By Dan Sorrells
As I listened to the "speculative folk music" of Liz Allbee's latest solo album Breath Vessels, I found my thoughts being pulled from Allbee's futuristic framing—"an imagining of how collectivity might sound at some point ahead"—and towards Donna Haraway's notion of "staying with the trouble." In a book bearing that title, Haraway makes it clear that to stay with the trouble means forging kinship with all manner of things and beings that share in an ongoing "thick present." As "mortal critters," we are all "entwined in myriad unfinished configurations of places, times, matters, meanings."
This sort of entwinement feels central to Allbee's project on Breath Vessels, where she's quick to point out she's not using "folk" in a nostalgic sense. Rather, she aims for a music that can encompass the complex and often contradictory aspects of being an embodied thing in a world that seems to be splintering, where we are as caught in the tangles of looming environmental destruction and abounding alienation as we are in virtual seas of information and cascades of competing realities. Increasingly held apart by webs that nevertheless bind us tightly together. Breath Vessels isn't a post-apocalyptic soundtrack, but there's more than a little science fiction in this music cobbled together from the pieces of our fragmenting world. It's music that pretends to be from an uncertain future, but can't help being thickly present. A bricolage of bodily, digital, and emotional resonances, it seeks to remind us to feel the deep vibrations running through all those strands that connect us.
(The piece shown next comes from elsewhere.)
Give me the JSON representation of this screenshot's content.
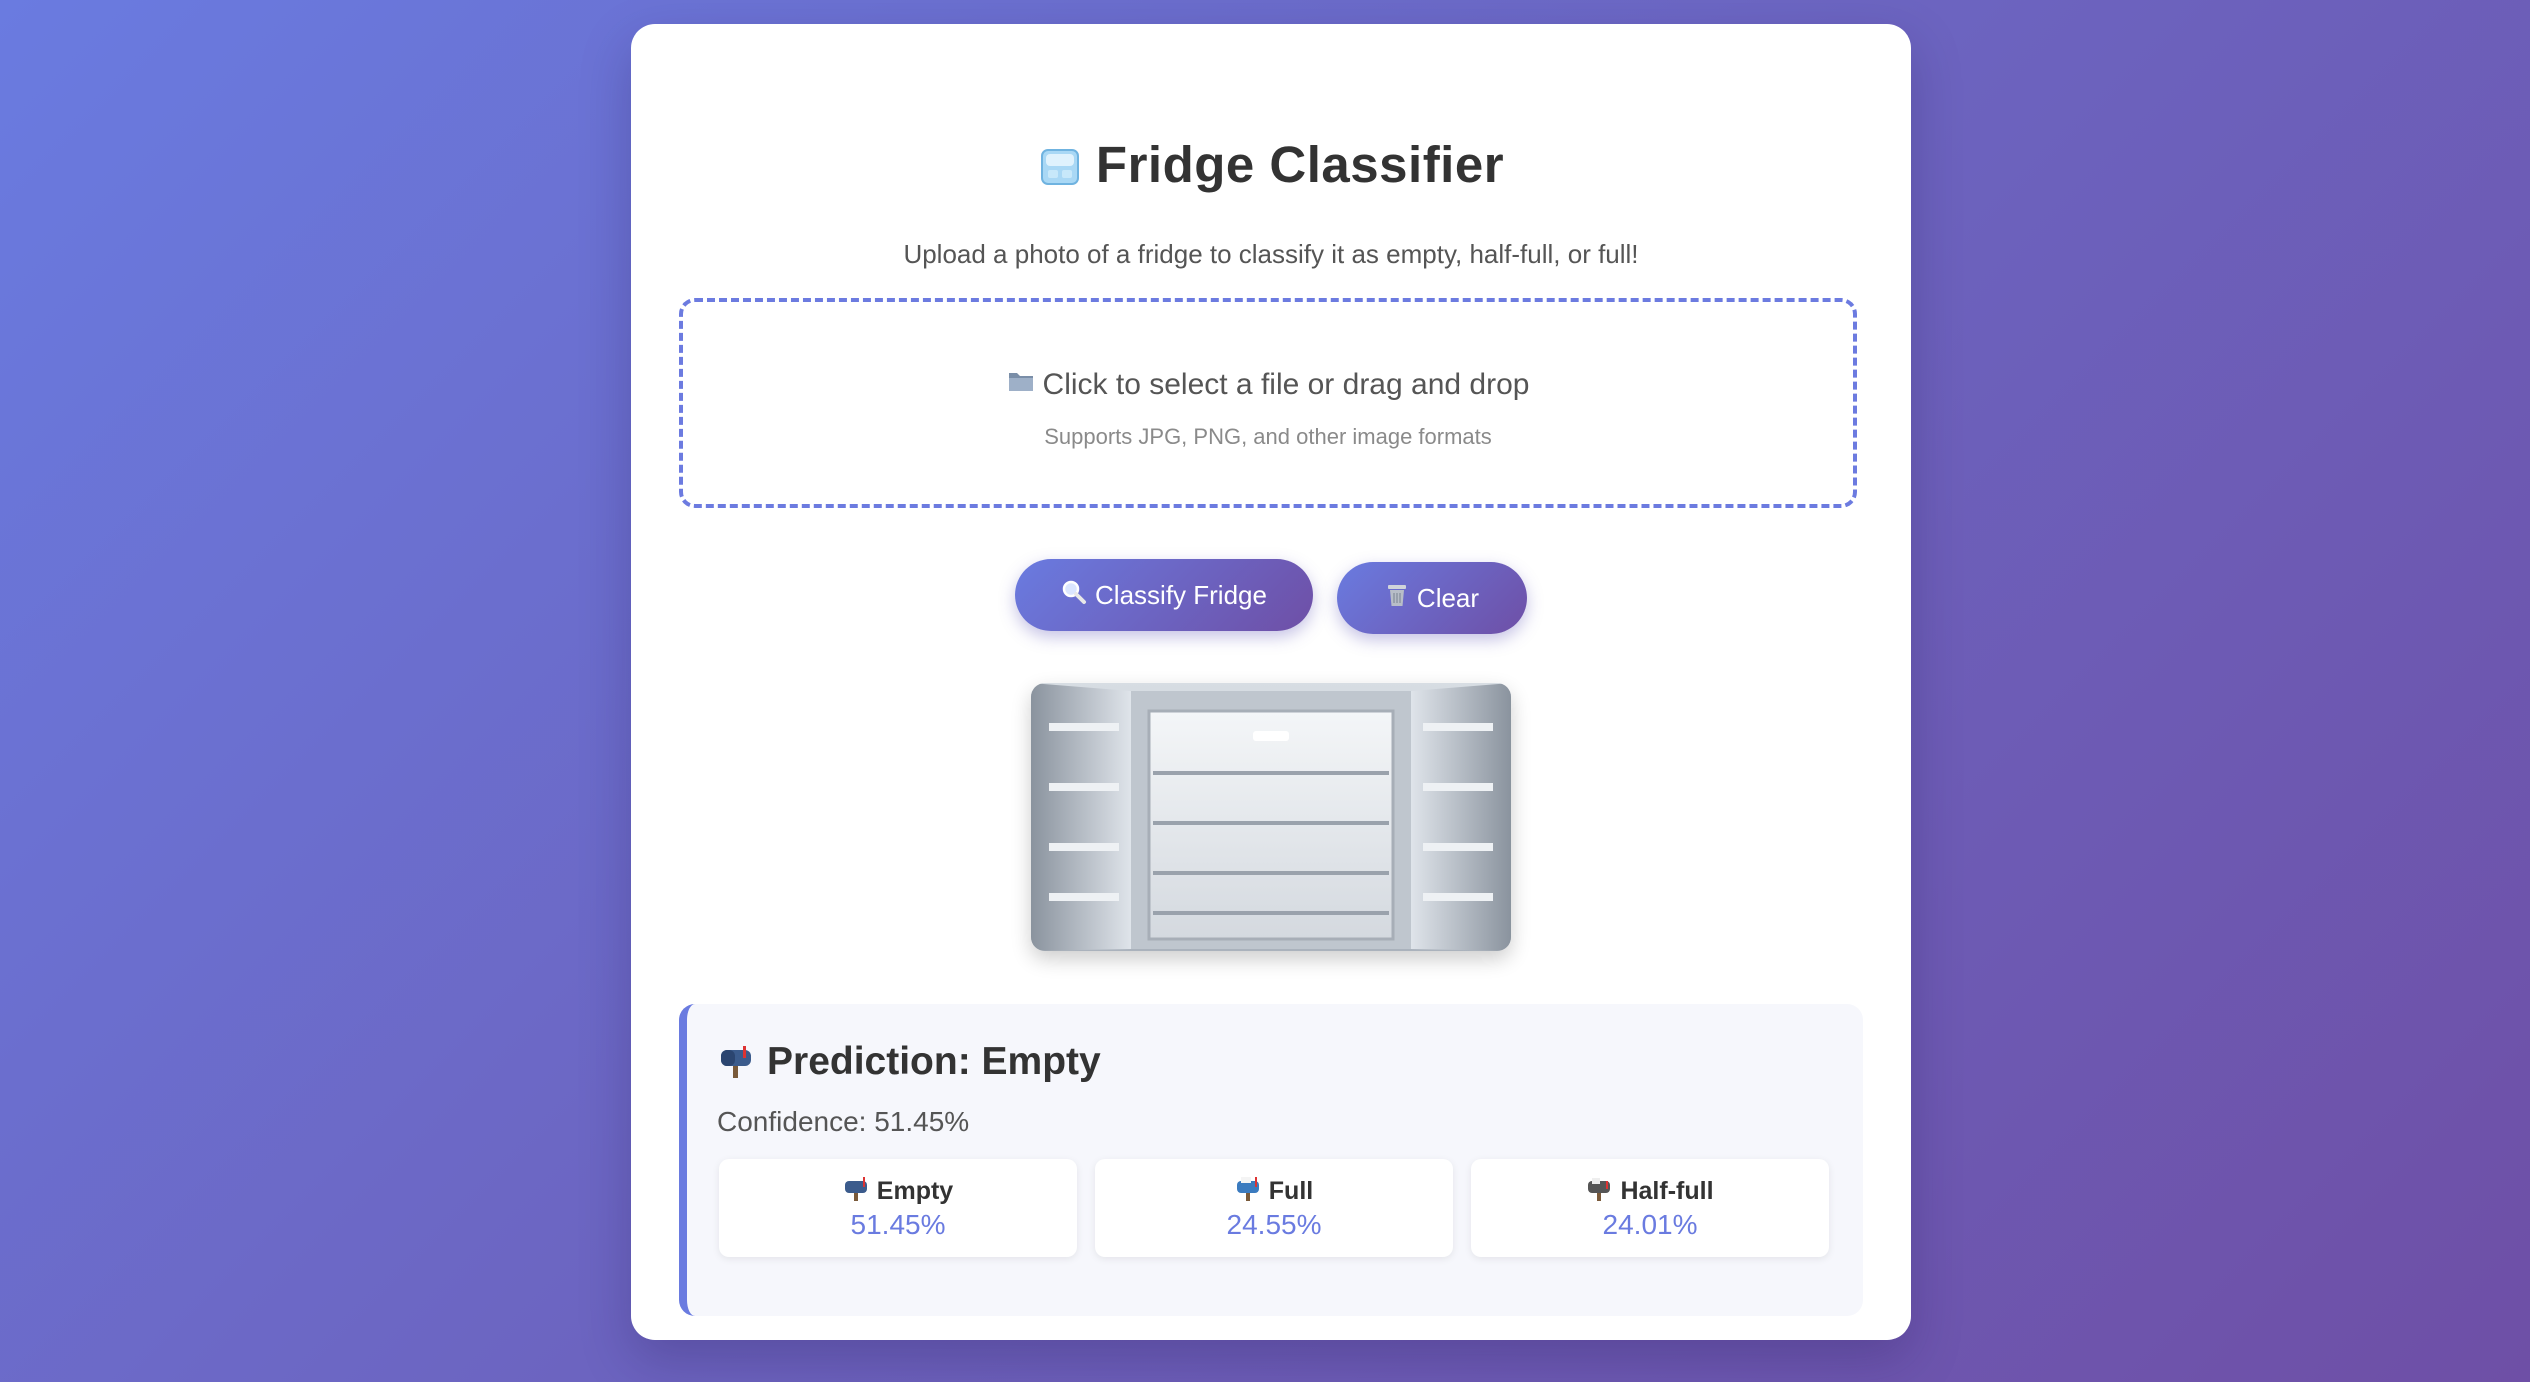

Those vibrations are the heart of the four pieces on Breath Vessels, which are crafted from self-built instruments, tuning forks, sine waves and Allbee's vocals. Nowhere is Allbee's trumpet found, and the pieces here are not improvised in execution. Still, Allbee's improvisatory spirit is within them, surely in the genesis of the compositions and expressly in the methods of building her "breath vessels," which repurpose glass jugs and jars and parts from "old instruments on eBay, flea markets, metal supply stores, [and] garden centers" to create protean instruments that hum and wheeze and reverberate powerfully, if at times imperfectly.
The long opener "Elegy for the Lost at Sea" is an accumulating mass of deeply resonant foghorn drones that sound not only like an elegy but maybe also a warning for those who follow. But as the tones slowly begin to layer, an amniotic warmth seeps in. Every manner of vibrating physical body is buried in these low drones: woody bass clarinet, thrumming transformers, the slow draw of a bow across bass string, ancient throat singing, a mother’s voice in utero. Soon, higher tones and garbled voices emerge in the interstices between bassy breaths, a peculiar lifeform stirring into existence. As the piece nears its end, the drones are reduced to the sounds of respiration, like the slow breathing of the strange new form of life.
The B-side features three very different shorter pieces. On "Pigeons" a disorienting moiré drone grounds higher accordion-like pitches that converge and diverge in consonance and dissonance. A spoken word vignette begins: "I see a woman walking, furtive, through the street. The day is blinding, brilliant." "Glottal Stops" is percolating, percussive, again shot through with a panning submarine drone. As with many things on this album, it's hard to know what is organic, what is electronic, what is one imitating the other. "Solitary Flocks" reprises the narrative thread of "Pigeons," the words now sung over a shifting reedy gradient and a pulsing beat. Eventually the lyrics morph and it's no longer just the woman walking furtively but all of us—everyone lost in their own thoughts, seized by their own concerns, slyly slipping by everyone else in the bright sunny day. Caught up in the trouble, if not yet staying with it.